En conséquence la garantie n’a pas valablement été mise en 'uvre.
concernant la caisse de Crédit Mutuel
La garantie de la SAS Impex n’étant pas due pour les faits de non-respect de la réglementation sociale française constatés par l’URSSAF, ainsi qu’il a été observé ci-dessus, la demande formée par la SAS Condeac au titre de l’engagement de caution n’est pas fondée.
Le jugement est confirmé en ce qu’il rejette la demande.
III- Sur les dépens et l’indemnité prévue par l’article 700 du code de procédure civile
Les dispositions du jugement statuant sur les dépens et indemnité sur le fondement de l’article 700 du code de procédure civile pour la procédure de première instance sont confirmées.

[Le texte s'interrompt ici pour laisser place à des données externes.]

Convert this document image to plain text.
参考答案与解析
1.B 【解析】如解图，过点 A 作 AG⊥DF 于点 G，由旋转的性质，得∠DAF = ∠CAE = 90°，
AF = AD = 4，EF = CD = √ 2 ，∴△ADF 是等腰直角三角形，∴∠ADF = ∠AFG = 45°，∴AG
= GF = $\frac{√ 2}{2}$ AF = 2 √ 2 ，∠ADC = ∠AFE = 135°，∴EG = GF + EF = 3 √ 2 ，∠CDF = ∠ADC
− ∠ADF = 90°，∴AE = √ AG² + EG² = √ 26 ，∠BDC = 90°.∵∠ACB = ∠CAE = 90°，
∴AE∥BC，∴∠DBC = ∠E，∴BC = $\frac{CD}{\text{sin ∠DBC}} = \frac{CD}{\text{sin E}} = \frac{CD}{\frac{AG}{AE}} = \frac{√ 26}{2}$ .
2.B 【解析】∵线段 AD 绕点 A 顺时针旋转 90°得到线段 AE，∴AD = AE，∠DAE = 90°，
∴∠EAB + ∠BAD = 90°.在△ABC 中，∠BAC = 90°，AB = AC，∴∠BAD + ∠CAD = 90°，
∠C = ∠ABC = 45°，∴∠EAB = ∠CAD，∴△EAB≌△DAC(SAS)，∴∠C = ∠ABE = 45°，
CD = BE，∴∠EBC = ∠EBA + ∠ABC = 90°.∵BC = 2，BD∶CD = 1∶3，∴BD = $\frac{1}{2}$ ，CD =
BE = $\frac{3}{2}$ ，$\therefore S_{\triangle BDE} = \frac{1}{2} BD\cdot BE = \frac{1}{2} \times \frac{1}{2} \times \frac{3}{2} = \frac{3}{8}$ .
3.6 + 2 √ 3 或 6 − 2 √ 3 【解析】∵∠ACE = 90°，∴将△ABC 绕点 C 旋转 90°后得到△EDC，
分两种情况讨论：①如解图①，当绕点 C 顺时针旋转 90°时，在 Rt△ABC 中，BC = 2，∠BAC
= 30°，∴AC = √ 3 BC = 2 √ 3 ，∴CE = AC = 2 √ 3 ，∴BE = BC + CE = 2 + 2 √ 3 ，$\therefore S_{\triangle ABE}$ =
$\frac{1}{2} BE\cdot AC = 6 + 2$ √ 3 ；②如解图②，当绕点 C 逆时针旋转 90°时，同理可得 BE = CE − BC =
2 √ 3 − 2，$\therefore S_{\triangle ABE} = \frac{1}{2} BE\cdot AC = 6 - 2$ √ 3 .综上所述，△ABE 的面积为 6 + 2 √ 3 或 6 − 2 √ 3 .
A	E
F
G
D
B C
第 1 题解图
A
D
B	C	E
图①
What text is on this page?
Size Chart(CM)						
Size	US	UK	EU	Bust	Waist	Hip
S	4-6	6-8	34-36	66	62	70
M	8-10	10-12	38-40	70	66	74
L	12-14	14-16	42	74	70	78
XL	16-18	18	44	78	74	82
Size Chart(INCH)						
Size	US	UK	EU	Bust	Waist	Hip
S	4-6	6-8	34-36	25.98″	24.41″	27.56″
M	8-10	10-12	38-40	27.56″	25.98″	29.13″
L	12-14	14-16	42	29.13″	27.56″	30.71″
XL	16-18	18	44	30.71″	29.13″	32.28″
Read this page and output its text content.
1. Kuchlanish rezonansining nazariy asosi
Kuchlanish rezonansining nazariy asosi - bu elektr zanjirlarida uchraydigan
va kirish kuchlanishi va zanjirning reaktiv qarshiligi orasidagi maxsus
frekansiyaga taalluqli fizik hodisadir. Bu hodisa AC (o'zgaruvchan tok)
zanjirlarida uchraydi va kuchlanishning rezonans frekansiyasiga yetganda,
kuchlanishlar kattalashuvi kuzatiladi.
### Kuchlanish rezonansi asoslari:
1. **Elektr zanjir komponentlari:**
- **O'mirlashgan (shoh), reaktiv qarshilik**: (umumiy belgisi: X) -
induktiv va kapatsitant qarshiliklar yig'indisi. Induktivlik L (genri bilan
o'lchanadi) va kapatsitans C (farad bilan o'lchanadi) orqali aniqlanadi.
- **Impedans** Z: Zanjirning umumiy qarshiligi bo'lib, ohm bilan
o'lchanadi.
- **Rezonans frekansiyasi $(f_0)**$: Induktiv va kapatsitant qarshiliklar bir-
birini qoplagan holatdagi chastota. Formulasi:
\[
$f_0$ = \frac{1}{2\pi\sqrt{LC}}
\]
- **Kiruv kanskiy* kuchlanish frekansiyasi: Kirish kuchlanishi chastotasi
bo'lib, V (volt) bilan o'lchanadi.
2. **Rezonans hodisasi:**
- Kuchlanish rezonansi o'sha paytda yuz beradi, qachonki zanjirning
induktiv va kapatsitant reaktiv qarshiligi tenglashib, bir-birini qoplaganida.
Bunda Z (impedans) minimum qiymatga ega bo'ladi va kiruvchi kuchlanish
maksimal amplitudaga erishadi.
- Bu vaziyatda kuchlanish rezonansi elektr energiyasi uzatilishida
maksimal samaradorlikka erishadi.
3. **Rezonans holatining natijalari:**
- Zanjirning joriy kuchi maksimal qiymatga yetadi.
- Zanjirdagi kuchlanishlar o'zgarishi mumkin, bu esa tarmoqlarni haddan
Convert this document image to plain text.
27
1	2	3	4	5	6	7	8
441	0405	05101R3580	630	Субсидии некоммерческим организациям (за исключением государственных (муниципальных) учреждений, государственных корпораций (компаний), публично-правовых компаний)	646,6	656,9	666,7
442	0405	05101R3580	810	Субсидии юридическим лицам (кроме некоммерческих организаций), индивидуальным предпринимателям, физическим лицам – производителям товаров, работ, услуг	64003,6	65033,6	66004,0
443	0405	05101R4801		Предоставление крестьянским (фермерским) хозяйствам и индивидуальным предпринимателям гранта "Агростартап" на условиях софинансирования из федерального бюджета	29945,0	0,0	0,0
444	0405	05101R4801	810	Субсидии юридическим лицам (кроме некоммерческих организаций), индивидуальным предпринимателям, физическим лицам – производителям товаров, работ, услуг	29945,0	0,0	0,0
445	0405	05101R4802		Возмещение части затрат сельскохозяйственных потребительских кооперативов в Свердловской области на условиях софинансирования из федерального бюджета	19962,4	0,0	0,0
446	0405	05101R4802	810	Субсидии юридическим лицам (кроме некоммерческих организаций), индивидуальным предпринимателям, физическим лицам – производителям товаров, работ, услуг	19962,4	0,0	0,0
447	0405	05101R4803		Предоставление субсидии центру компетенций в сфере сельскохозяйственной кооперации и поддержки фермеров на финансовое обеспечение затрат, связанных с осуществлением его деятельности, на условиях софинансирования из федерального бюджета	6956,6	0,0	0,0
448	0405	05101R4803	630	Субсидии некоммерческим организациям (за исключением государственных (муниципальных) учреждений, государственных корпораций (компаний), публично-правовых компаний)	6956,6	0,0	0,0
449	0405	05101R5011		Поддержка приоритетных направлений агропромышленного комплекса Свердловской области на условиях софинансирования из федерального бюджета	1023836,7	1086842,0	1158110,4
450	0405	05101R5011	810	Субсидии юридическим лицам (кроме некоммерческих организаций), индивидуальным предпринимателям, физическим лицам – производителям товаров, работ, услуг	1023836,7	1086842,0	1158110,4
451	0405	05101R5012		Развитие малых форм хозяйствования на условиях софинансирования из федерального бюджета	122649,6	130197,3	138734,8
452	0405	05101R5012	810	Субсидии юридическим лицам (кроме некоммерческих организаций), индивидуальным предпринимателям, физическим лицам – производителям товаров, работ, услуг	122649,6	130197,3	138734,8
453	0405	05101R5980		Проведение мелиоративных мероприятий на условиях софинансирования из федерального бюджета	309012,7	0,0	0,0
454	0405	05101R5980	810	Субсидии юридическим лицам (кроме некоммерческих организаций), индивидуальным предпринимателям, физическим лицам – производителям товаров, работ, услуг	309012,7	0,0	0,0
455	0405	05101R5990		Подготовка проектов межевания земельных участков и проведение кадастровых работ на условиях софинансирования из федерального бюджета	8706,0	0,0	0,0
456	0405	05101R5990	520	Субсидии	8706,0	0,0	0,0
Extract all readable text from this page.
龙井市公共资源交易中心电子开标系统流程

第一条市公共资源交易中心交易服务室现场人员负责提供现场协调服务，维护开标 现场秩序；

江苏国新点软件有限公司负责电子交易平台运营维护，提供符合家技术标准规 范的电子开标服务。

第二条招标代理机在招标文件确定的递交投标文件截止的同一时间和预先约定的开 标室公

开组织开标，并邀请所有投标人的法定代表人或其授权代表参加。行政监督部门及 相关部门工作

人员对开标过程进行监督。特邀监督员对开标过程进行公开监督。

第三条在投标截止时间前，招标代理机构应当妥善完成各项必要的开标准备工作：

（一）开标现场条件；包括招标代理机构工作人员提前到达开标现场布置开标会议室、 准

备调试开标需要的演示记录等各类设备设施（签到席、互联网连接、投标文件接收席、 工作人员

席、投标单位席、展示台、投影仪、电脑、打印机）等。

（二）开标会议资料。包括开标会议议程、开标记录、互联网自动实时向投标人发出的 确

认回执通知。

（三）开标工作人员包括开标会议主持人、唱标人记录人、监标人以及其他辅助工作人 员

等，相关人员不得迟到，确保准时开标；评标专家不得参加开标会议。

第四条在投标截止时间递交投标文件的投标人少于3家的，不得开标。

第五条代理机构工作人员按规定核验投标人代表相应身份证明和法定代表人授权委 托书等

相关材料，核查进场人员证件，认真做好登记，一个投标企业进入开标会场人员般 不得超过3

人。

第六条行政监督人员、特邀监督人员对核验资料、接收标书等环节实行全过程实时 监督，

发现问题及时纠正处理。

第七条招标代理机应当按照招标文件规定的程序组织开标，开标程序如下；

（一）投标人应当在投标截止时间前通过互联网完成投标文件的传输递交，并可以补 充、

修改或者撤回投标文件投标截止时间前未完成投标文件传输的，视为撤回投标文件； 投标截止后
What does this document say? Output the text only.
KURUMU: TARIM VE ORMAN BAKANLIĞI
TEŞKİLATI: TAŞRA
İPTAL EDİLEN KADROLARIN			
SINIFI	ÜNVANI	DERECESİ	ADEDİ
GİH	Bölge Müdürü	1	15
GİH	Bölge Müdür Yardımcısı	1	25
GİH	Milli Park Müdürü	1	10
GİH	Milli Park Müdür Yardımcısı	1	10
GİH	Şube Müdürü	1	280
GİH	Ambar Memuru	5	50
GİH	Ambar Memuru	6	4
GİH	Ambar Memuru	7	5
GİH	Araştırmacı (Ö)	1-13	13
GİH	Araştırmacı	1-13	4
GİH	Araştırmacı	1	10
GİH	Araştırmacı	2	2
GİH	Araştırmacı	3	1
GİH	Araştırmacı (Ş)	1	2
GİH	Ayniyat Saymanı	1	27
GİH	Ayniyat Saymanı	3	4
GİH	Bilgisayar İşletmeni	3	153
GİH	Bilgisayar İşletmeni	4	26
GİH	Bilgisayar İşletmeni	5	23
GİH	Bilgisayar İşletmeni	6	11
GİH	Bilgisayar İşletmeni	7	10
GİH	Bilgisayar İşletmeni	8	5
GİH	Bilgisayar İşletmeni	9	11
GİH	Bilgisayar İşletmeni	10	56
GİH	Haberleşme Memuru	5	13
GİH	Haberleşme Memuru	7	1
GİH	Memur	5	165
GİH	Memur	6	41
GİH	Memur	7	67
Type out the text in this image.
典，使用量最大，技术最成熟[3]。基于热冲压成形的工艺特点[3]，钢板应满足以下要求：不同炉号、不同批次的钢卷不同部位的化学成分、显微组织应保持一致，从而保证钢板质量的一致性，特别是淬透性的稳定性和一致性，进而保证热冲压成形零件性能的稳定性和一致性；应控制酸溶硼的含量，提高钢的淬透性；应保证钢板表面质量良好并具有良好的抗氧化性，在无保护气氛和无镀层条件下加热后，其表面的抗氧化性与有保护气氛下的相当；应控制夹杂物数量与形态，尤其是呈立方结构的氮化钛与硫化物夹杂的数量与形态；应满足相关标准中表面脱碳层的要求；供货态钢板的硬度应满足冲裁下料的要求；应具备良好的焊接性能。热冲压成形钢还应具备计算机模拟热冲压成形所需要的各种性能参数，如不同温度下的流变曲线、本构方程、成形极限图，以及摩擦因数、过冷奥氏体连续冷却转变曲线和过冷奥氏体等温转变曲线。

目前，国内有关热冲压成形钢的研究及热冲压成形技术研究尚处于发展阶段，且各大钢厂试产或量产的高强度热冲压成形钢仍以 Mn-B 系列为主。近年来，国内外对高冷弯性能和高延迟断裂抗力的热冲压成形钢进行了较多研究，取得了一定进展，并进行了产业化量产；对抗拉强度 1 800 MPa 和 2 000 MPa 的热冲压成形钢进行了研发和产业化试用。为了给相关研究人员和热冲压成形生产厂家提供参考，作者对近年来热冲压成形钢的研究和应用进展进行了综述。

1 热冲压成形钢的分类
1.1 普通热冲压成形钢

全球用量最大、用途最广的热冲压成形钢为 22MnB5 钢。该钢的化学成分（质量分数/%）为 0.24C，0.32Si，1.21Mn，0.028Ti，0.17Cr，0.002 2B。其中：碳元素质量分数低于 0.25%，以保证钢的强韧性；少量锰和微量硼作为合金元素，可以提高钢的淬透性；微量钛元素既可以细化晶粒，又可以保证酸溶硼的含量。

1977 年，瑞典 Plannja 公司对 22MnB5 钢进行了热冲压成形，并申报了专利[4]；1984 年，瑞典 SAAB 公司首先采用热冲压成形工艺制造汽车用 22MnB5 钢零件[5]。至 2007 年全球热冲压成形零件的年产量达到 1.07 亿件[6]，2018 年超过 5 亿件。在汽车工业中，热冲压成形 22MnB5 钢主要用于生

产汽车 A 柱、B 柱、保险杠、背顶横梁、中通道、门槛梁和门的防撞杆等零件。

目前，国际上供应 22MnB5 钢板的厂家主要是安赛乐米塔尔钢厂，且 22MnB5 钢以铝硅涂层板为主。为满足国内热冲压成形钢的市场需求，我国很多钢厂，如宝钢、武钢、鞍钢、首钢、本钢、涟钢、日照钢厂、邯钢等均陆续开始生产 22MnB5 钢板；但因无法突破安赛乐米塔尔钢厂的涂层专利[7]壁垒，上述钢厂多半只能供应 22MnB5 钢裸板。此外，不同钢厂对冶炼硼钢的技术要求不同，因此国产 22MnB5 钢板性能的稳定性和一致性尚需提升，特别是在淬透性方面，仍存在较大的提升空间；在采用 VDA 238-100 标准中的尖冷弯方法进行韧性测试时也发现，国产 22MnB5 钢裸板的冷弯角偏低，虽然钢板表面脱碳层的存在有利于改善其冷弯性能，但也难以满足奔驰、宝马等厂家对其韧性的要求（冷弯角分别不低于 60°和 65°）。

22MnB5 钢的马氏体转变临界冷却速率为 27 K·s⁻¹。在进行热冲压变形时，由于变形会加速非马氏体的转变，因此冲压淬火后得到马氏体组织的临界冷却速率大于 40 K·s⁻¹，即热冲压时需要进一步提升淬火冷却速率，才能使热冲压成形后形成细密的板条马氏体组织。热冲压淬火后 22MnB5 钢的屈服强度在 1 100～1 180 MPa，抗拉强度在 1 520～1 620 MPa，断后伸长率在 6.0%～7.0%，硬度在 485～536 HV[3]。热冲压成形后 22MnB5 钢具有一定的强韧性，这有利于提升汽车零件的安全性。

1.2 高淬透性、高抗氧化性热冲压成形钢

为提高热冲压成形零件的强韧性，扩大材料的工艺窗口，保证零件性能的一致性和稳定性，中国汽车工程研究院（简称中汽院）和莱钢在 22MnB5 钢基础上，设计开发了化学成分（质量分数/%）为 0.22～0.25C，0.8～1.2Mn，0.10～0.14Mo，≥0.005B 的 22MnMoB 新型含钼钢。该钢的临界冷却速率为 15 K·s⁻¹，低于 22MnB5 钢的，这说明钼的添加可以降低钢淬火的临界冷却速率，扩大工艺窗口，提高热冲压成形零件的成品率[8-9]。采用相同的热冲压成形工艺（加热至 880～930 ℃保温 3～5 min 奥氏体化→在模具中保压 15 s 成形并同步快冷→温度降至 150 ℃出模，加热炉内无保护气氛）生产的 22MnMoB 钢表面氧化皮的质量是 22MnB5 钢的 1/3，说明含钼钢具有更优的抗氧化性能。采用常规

La SAS Condeac, partie perdante en appel, devra supporter seule les entiers dépens de la procédure d’appel, et ses demandes sur le fondement de l’article 700 du code de procédure civile pour la procédure d’appel.
Toutefois il ne paraît pas équitable de faire droit à la demande d’indemnité sur le fondement de l’article 700 du code de procédure civile de la SAS Impex, alors que la SAS SIAM vendue a fait l’objet d’un redressement par l’URSSAF pour un montant total de 51 657 euros, validé par jugement du tribunal des affaires de sécurité sociale puis par la cour d’appel, et ce en raison notamment de faits datant des années 2014 et 2015, et donc en partie commis avant la date de réalisation du 1er octobre 20215. Cette demande est dès lors rejetée.
PAR CES MOTIFS
La Cour,
Confirme le jugement en toutes ses dispositions dont appel ;
Y ajoutant
Condamne la SAS Condeac aux dépens de la procédure d’appel ;
Déboute la SAS Condeac et la SAS Impex de leurs demandes en indemnités prévues par l’article 700 du code de procédure civile pour la procédure d’appel.